According to the John McCown Container Report, an industry compendium, container shipping companies collectively earned $364 billion in profits in 2021 and 2022, which compares to the industry's cumulative losses of $8.5 billion 2016 to 2019 is staggering.

But the industry's net profit fell 95.6% year-on-year to $2.6 billion in the third quarter of 2023.

Containers pile up in Lisbon, Portugal, on January 13, 2024.

Luis Boza/ | Photo only | Getty Images

While recent increases in freight rates may not help shippers relive their post-pandemic glory days, they would significantly boost profitability.

Container line profitability is expected to recover in the first quarter of 2023 due to current price increases, Nico Luman, senior economist at ING, said in a report last week.

Additionally, brokerage firm Jefferies said it had “significantly upgraded” 2024 profit forecasts for some shipping giants due to “higher utilization, higher capacity and a tighter supply-demand balance as a result of the diversion of ships from the Red Sea.” “

The brokerage raised Maersk's 2024 EBITDA forecast by 57% to $9.3 billion, Hapag Lloyd's by over 80% to $4.3 billion and ZIM's by 50% to 0. $9 billion.

“We expect the freight recession to end this year, most likely by the end of the third quarter,” said Brashier of ITS Logistics.

As tensions on the Red Sea continue to escalate as the US and UK launch attacks on Houthi targets and the rebel group announces a response, interest rates are unlikely to fall any time soon.

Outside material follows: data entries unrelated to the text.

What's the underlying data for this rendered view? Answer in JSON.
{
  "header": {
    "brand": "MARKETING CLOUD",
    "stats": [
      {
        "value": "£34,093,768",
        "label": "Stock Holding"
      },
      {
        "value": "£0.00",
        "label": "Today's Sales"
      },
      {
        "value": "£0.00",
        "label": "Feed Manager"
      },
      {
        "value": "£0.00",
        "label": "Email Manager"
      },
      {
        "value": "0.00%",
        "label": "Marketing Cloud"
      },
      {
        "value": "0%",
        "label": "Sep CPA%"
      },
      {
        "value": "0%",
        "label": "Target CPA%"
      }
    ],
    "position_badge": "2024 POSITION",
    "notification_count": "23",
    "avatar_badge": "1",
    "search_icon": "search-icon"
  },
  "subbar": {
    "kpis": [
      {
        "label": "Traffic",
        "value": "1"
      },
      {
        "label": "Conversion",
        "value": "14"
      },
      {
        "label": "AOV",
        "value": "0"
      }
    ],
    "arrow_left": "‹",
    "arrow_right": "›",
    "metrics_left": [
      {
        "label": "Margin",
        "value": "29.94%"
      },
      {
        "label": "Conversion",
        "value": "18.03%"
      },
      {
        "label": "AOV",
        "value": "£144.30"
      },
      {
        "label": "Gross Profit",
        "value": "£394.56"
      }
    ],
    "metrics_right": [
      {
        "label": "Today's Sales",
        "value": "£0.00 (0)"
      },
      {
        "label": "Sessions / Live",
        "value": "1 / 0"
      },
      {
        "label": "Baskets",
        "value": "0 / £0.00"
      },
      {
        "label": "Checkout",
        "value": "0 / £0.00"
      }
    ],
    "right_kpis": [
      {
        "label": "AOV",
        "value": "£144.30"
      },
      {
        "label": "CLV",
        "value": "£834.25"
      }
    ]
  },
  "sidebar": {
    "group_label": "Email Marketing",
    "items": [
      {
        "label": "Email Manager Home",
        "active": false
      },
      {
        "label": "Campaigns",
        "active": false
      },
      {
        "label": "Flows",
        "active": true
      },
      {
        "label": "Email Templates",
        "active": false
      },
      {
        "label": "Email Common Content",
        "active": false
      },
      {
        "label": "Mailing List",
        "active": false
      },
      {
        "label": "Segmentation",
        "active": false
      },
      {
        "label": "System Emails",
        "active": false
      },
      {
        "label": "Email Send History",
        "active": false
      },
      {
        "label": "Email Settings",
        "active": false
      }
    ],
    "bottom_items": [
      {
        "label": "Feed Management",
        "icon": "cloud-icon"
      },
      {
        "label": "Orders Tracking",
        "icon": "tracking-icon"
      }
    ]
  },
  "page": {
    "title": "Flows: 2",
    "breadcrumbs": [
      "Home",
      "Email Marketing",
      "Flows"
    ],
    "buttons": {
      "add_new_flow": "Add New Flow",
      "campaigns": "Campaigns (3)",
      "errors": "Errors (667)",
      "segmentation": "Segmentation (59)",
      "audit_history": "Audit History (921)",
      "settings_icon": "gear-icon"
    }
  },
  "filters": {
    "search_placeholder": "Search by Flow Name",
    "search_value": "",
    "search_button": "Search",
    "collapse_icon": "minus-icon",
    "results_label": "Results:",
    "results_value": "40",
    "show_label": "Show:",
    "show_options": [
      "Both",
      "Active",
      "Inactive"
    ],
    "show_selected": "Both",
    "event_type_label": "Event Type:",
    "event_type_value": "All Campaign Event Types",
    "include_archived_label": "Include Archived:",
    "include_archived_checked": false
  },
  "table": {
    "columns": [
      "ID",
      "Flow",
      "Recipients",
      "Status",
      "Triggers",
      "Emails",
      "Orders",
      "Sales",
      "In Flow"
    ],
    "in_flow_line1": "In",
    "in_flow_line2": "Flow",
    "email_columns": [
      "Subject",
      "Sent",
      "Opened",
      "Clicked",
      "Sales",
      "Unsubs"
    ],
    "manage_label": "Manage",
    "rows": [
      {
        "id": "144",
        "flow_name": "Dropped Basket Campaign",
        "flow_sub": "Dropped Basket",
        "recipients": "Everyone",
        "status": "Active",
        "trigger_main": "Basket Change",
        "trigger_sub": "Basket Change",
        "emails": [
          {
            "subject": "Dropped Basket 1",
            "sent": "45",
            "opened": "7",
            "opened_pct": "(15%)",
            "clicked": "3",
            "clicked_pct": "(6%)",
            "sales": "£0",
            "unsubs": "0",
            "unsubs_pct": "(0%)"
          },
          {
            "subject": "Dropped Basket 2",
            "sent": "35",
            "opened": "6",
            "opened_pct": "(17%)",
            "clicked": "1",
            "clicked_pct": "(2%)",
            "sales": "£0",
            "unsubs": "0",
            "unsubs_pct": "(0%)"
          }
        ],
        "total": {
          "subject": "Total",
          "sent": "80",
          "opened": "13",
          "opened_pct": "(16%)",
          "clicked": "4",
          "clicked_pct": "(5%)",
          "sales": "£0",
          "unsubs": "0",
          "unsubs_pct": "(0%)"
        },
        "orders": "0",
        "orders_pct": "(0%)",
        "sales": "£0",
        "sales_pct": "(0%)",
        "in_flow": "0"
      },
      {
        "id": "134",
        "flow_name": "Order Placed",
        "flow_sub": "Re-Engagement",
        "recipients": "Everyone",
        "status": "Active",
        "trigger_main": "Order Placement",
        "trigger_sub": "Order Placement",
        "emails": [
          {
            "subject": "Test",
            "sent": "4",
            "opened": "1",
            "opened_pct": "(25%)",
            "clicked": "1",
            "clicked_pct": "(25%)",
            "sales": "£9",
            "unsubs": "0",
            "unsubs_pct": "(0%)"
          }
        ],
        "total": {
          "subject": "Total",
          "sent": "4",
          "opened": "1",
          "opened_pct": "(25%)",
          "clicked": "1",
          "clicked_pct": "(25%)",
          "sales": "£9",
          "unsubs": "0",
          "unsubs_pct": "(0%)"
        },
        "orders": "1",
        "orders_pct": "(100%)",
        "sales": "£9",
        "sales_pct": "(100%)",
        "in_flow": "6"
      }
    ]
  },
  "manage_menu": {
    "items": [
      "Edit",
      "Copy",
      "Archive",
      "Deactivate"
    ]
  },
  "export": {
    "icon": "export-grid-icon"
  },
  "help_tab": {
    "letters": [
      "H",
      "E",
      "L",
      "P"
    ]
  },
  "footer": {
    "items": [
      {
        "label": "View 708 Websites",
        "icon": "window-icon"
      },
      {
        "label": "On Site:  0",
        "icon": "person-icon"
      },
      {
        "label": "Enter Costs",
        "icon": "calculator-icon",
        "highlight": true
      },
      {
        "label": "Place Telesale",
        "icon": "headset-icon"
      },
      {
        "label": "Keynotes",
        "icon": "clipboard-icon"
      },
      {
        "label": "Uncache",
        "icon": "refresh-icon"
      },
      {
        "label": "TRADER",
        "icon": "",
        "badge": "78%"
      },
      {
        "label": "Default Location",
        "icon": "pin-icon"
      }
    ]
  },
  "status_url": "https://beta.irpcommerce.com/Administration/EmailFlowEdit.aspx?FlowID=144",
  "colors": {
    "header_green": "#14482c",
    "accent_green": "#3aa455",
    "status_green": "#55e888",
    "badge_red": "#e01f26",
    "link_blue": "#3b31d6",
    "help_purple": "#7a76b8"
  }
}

Brashier noted that both contractual rates for shipping companies and spot market rates could continue to rise.

The contracted rates currently being negotiated are typically set between January and March of each year and are fixed for the remainder of the calendar year.

The upcoming Chinese New Year could also drive up prices ahead of holiday closures, Brashier said. The holiday traditionally sees a surge in exports from Asia as companies try to move more cargo before operations in Asia go offline for at least two weeks.

Overall, container freight will continue to increase [find it] It is difficult to deal with the problem of oversupply.

Daejin Lee

Global Head of Research at Fertistream

Other industry observers believe it is too early to make definitive predictions.

Amrit Singh, senior shipping analyst at LSEG, told CNBC that while the higher tariffs are expected to help companies make profits to some extent, this will largely depend on how long the disruption lasts.

“The participation of various multinational navies, including the US Navy, could deter further attacks on ships and lead to a correction in freight rates,” he said. The U.S. launched a multinational maritime force, Operation Prosperity Guardian, in December to protect trade in the crucial waterway.

There is also the problem of an oversupply of containers.

Container shipping companies enjoyed a ship-buying boom after making record profits as a result of the pandemic, many of which came in 2023 and led to excess capacity in the container market.

“Overall, container freight will continue to increase [find it] “It is difficult to get to grips with the oversupply problem,” said Daejin Lee, global head of research at Fertistream.

Demand for shipping assets is still weak and recent developments in the Red Sea are helping shipping lines absorb some of that excess capacity, said Rahul Kapoor, global head of shipping analytics and research at S&P Global.

“This is worse than Evergiven… but it’s not as bad as Covid,” he said. “What we saw [during] Covid was a global disruption.”